There are only two temperatures for motel rooms. Hot as hell, or ice cold. Mine was ice cold when I got back from the job. I opened the window and turned off the AC, and I lay down and fell asleep. It was a deep sleep, but I had to spend the bulk of it running away from a lot of angry ghosts. I was in a grocery store. All of the employees were guys I had killed. They gave me dirty looks from the top of their mops, or over their boxes of produce. Ricky Cervetti was putting iced teas into the top of the cooler, and I had to go right up to him and ask if I could grab one. And when I finally made it up to the counter to pay for my items, the clerk was Mark Mason. There was sand in his hair and his face was bruised, and it took him a long time to count out my change with his bent arms and broken fingers.
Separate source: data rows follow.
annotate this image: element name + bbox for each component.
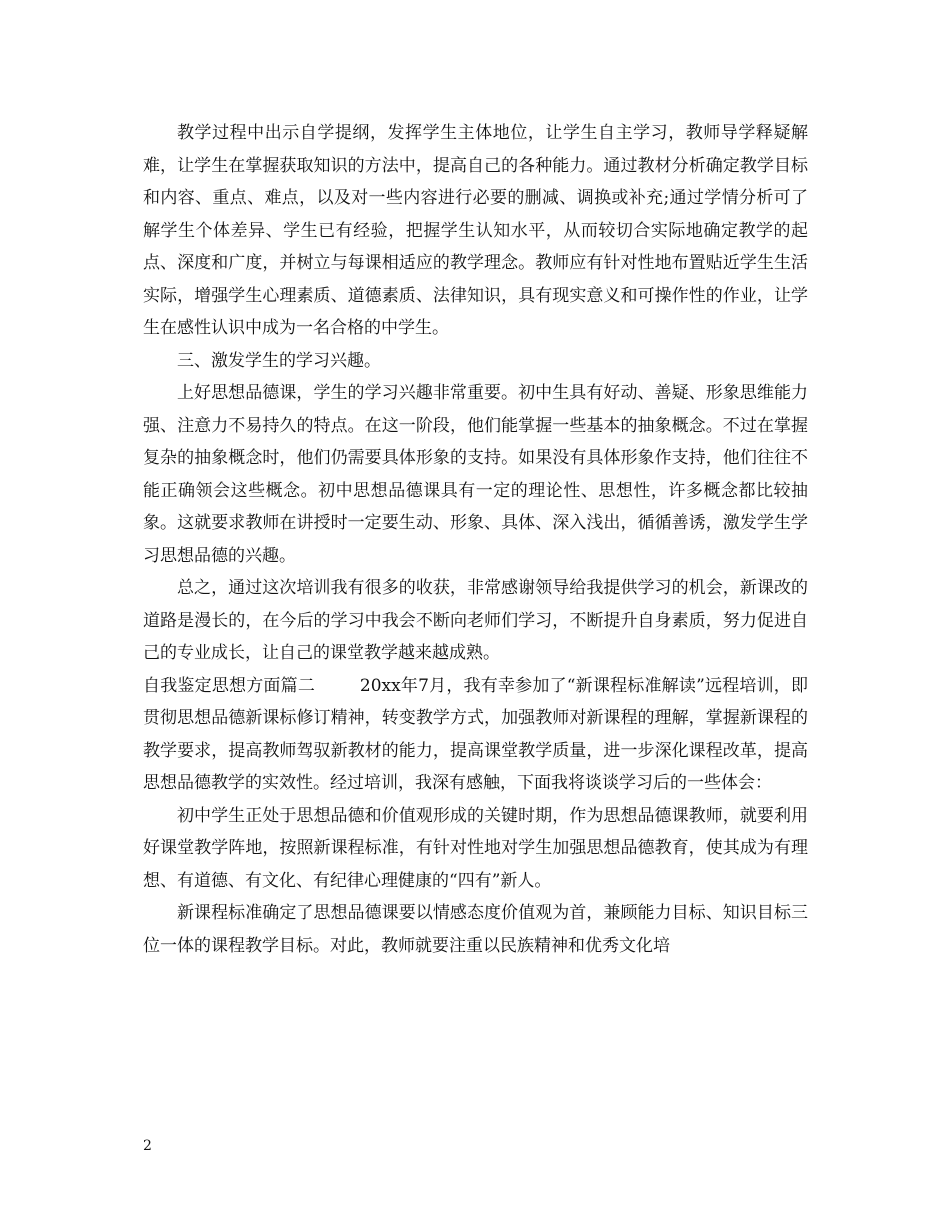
paragraph-learning-interest: 上好思想品德课，学生的学习兴趣非常重要。初中生具有好动、善疑、形象思维能力强、注意力不易持久的特点。在这一阶段，他们能掌握一些基本的抽象概念。不过在掌握复杂的抽象概念时，他们仍需要具体形象的支持。如果没有具体形象作支持，他们往往不能正确领会这些概念。初中思想品德课具有一定的理论性、思想性，许多概念都比较抽象。这就要求教师在讲授时一定要生动、形象、具体、深入浅出，循循善诱，激发学生学习思想品德的兴趣。 <box>143 383 808 566</box>
section-two-body: 培训，即贯彻思想品德新课标修订精神，转变教学方式，加强教师对新课程的理解，掌握新课程的教学要求，提高教师驾驭新教材的能力，提高课堂教学质量，进一步深化课程改革，提高思想品德教学的实效性。经过培训，我深有感触，下面我将谈谈学习后的一些体会： <box>143 675 809 793</box>
paragraph-critical-period: 初中学生正处于思想品德和价值观形成的关键时期，作为思想品德课教师，就要利用好课堂教学阵地，按照新课程标准，有针对性地对学生加强思想品德教育，使其成为有理想、有道德、有文化、有纪律心理健康的“四有”新人。 <box>143 805 808 891</box>
document-body <box>143 117 808 962</box>
paragraph-teaching-process: 教学过程中出示自学提纲，发挥学生主体地位，让学生自主学习，教师导学释疑解难，让学生在掌握获取知识的方法中，提高自己的各种能力。通过教材分析确定教学目标和内容、重点、难点，以及对一些内容进行必要的删减、调换或补充;通过学情分析可了解学生个体差异、学生已有经验，把握学生认知水平，从而较切合实际地确定教学的起点、深度和广度，并树立与每课相适应的教学理念。教师应有针对性地布置贴近学生生活实际，增强学生心理素质、道德素质、法律知识，具有现实意义和可操作性的作业，让学生在感性认识中成为一名合格的中学生。 <box>143 123 808 338</box>
paragraph-section-two <box>143 670 808 800</box>
section-heading-interest: 三、激发学生的学习兴趣。 <box>177 350 381 371</box>
paragraph-summary: 总之，通过这次培训我有很多的收获，非常感谢领导给我提供学习的机会，新课改的道路是漫长的，在今后的学习中我会不断向老师们学习，不断提升自身素质，努力促进自己的专业成长，让自己的课堂教学越来越成熟。 <box>143 578 808 663</box>
page-number: 2 <box>143 1138 152 1154</box>
section-two-lead: 20xx年7月，我有幸参加了“新课程标准解读”远程 <box>359 675 740 696</box>
paragraph-curriculum-goals: 新课程标准确定了思想品德课要以情感态度价值观为首，兼顾能力目标、知识目标三位一体的课程教学目标。对此，教师就要注重以民族精神和优秀文化培 <box>143 903 808 956</box>
section-two-heading-line <box>143 676 739 696</box>
section-two-title: 自我鉴定思想方面篇二 <box>143 675 316 696</box>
I flew to New York and met Frank Conese at Calasso's, where the same attractive woman waited on us again; and when I looked around at the other employees, it was nothing but fine women and handsome men. Calasso must've had a strict hiring policy: no ugly slobs allowed.
“She's something,” Frank said as the waitress walked away. He leaned a little closer to me. “But she's a dyke. Not the kind that wears a tool-belt or anything, but she's got a girlfriend.”